Hulkenberg was ousted by his Renault team at the end of the 2019 season, but has always been rated as a fast, consistent driver. When he stepped into Perez's car, he was right on the button and rewarded the team's trust in him. He raced two consecutive races for the team - the British and 70th Anniversary GPs - something that caught the eye - and respect - of many teams in the paddock. He was brought in again several races later when the sport headed to Germany for the Eifel GP. With two hours before qualifying got underway, the Hulk rocked up at the venue to stand in for a Covid-positive Stroll. Starting last, he eventually finished the race in eighth place. The result duly gave him the nickname of F1's 'super sub'.
When Hamilton contracted the virus, his Mercedes team called up Williams driver, George Russell. Russell qualified second for the Sakhir GP but took the lead at the start of the race. Had it not been for a 'colossal f**k up' with his pit stop, he would have won the first race of his career. Rumours have begun floating around the F1 world that Russell could race for Mercedes in 2021, replacing an underperforming Valtteri Bottas.
Haas' new driver pairing
The Haas F1 team also announced that it would not be renewing the contracts of its current drivers, Romain Grosjean and Kevin Magnussen. Instead, the team will look to two completely new drivers in the form of Mick Schumacher and Nikita Mazepin. Schumacher is the son of seven-time F1 champion, Michael Schumacher, and came out on top in this year's Formula 2 championship. Given his close ties with Ferrari, Haas, who is also affiliated with the Italian team, had no issue signing a champion driver.

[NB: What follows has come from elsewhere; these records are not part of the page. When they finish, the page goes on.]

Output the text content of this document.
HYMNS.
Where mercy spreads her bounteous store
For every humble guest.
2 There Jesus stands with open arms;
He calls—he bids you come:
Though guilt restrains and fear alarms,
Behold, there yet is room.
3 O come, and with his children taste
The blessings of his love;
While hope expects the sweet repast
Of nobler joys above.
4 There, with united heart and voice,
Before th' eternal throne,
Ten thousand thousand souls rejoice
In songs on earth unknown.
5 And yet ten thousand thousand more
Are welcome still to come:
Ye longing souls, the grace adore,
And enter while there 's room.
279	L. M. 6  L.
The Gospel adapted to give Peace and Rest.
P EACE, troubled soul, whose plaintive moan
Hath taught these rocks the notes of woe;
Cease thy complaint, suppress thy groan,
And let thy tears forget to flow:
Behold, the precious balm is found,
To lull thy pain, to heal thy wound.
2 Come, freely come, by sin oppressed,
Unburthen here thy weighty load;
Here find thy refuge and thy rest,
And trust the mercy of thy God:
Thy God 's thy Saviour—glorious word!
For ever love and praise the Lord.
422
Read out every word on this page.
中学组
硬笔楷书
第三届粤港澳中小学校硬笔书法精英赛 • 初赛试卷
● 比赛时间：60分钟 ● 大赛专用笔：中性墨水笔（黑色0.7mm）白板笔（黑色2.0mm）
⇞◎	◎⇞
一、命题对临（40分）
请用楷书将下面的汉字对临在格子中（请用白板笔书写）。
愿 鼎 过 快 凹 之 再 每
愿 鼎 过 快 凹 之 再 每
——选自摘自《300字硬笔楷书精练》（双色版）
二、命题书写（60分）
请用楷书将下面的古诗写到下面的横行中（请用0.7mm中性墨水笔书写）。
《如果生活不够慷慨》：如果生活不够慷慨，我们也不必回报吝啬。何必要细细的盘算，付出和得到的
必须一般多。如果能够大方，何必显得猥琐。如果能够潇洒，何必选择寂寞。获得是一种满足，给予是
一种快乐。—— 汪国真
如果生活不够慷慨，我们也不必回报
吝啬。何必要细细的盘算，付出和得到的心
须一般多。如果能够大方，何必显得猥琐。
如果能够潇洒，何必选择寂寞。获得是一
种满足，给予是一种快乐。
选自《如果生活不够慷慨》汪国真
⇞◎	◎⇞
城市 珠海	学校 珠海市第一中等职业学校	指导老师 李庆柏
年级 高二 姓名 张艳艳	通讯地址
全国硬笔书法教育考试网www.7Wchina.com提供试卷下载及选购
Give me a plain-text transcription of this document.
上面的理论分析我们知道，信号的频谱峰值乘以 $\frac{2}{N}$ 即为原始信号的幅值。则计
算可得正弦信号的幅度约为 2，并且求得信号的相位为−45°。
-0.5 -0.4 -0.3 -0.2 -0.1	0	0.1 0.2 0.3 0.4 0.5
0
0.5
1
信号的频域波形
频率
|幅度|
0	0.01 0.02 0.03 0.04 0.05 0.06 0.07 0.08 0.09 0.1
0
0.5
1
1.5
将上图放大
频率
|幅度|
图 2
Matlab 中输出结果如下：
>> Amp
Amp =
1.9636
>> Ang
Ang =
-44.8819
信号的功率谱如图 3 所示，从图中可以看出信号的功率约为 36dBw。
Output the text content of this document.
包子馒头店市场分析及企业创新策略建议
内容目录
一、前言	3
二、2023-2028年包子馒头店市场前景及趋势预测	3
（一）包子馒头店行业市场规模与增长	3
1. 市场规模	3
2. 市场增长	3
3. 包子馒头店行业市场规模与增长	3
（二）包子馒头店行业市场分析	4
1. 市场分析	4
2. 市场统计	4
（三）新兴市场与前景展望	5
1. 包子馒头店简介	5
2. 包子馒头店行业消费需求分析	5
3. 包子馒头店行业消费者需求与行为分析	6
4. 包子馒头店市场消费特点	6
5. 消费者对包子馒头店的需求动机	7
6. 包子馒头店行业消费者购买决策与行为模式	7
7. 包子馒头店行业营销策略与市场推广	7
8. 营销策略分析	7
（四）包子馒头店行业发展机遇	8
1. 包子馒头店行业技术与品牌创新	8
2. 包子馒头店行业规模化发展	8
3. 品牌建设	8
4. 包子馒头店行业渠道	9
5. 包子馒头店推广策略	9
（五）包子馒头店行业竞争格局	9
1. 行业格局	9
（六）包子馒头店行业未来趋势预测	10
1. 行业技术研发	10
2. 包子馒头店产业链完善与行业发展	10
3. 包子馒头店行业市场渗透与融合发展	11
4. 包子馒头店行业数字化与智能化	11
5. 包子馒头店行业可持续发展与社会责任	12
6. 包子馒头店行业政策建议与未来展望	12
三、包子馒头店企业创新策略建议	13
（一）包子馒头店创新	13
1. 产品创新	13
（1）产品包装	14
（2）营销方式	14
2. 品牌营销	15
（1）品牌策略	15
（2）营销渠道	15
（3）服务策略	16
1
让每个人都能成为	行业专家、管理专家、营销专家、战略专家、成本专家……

Mick comes with a surname that will attract sponsors and will no doubt see the team increase its stock in F1. For Schumacher Jr., however, he will have a lot of pressure on his shoulders to lift the team from the doldrums and into a competitive space. His performance over (at least) the next two seasons could see him join a front-running team - like Ferrari - as soon as 2023. If all goes to plan.
Schumacher's new team mate at Haas is a bit of a controversial figure. The 21-year-old Mazepin is known for throwing his toys around and has been on the wrong side of a penalty more times than he'd like. Haas team boss, Guenther Steiner, warned the Russian driver not to bring his "mistakes" into F1, but mere days later Mazepin was involved in a groping scandal. Click here to read more on it.
Mazepin is backed by his billionaire father, Dmitry Mazepin, who Haas hopes will invest in the team.
At the start of the Bahrain GP, Grosjean attempted a manoeuvre but connected with Daniil Kvyat's AlphaTauri. The impact sent the Haas driver into the barricade and saw his car burst into a ball of fire. The incident was so severe that the race was immediately red-flagged (stopped), with medical personnel and fire marshals rushing to the scene.
Grosjean escaped the accident with his life intact and with burn wounds to his hands and feet. The impact split his car in two, with him and the front half of the car ending up on the other side of the barriers.
That being the third-last race of the season, Grosjean's F1 career is effectively over, but he will forever be remembered as the driver who jumped out of an on-fire F1 car as if it was just another crash. He did ask for only one more drive in an F1 car in 2021, to which the Mercedes team agreed if his 'old' financially-stricken Haas team could not see to a private test.